Une nouvelle bande dessinée numérique raconte les histoires des Chinois indonésiens attaqués pendant les soulèvements qui ont renversé le gouvernement indonésien en 1998.

En mai 1998, de violentes émeutes ont éclaté dans toute l'Indonésie, exigeant la démission du président Soeharto [fr], qui dirigeait le pays depuis plus de trente ans. Ces émeutes ont abouti à un changement de gouvernement, mais des milliers de civils innocents, et en particulier des Indonésiens d'origine chinoise, ont été blessés, violés et tués. De nombreux Orang Tionghoa (c'est ainsi que sont nommés les Indonésiens d'ascendance chinoise complète ou partielle) ont fui le pays et la violence croissante à leur encontre.

Un rapport [id] du gouvernement publié en octobre 1998 a révélé que bien que quelques incidents violents visant les Indonésiens chinois aient été spontanés, la plupart des cas ont été systématiquement planifiés par des voyous locaux, soutenus par les forces militaires et politiques. Il documente également des cas de viols sur de nombreuses femmes indonésiennes chinoises.

Vingt ans après, les victimes des attaques de 1998 et leurs familles demandent [id] toujours que justice soit faite.

Chinese Whispers [Murmures chinois, NdT] est une bande dessinée de l'artiste Rani Pramesti, basée à Melbourne, en Australie. Elle raconte la tragédie qui l'a obligée à fuir son pays bien-aimé en 1998 et inclut aussi des témoignages de femmes qui ont vécu les émeutes de 1998.

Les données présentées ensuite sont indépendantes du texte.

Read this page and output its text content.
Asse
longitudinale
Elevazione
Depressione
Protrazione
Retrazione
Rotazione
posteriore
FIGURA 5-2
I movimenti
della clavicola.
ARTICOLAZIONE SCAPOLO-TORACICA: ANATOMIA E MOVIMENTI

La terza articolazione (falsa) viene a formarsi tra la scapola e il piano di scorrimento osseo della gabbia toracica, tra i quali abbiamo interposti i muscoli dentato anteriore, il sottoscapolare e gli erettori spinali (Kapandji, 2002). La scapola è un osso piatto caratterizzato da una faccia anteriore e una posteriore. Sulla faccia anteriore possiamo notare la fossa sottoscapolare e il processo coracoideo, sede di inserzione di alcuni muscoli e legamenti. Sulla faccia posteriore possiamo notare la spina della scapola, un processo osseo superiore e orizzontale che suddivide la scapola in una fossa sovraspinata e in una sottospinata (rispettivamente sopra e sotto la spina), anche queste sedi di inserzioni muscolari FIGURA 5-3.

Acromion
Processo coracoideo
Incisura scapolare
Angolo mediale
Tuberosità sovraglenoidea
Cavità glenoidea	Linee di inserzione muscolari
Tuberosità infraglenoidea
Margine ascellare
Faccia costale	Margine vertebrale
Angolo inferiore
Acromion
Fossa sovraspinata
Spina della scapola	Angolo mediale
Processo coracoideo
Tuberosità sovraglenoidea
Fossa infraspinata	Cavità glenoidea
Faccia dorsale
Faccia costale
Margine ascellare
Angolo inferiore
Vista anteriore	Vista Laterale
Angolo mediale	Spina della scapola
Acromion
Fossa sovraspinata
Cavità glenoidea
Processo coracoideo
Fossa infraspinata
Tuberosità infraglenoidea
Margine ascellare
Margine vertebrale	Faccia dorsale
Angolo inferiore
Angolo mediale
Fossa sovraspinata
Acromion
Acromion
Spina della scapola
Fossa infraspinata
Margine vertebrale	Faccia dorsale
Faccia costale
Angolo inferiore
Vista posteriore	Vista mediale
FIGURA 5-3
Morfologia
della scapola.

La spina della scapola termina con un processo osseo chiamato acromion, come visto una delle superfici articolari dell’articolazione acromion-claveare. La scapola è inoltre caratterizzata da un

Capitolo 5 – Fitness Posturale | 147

Interviewée par Global Voices, elle parle de sa bande dessinée et de sa motivation :

The Chinese Whispers was inspired by my personal experiences of how the May 1998 racial violence impacted my sense of identity as well as by the historical context of May 1998.

I noticed how 1998 became an important unspoken issue (among) Chinese Indonesian diaspora in Australia.

I can’t speak for other people’s experiences. But I can speak about mine. My family and I were spared from (the) 1998 looting, rape, and violence but we lived the era where we were subjected to politically motivated racism. Being raised unequivocally Indonesian, a proud one that is, the 1998 riot questioned my identity.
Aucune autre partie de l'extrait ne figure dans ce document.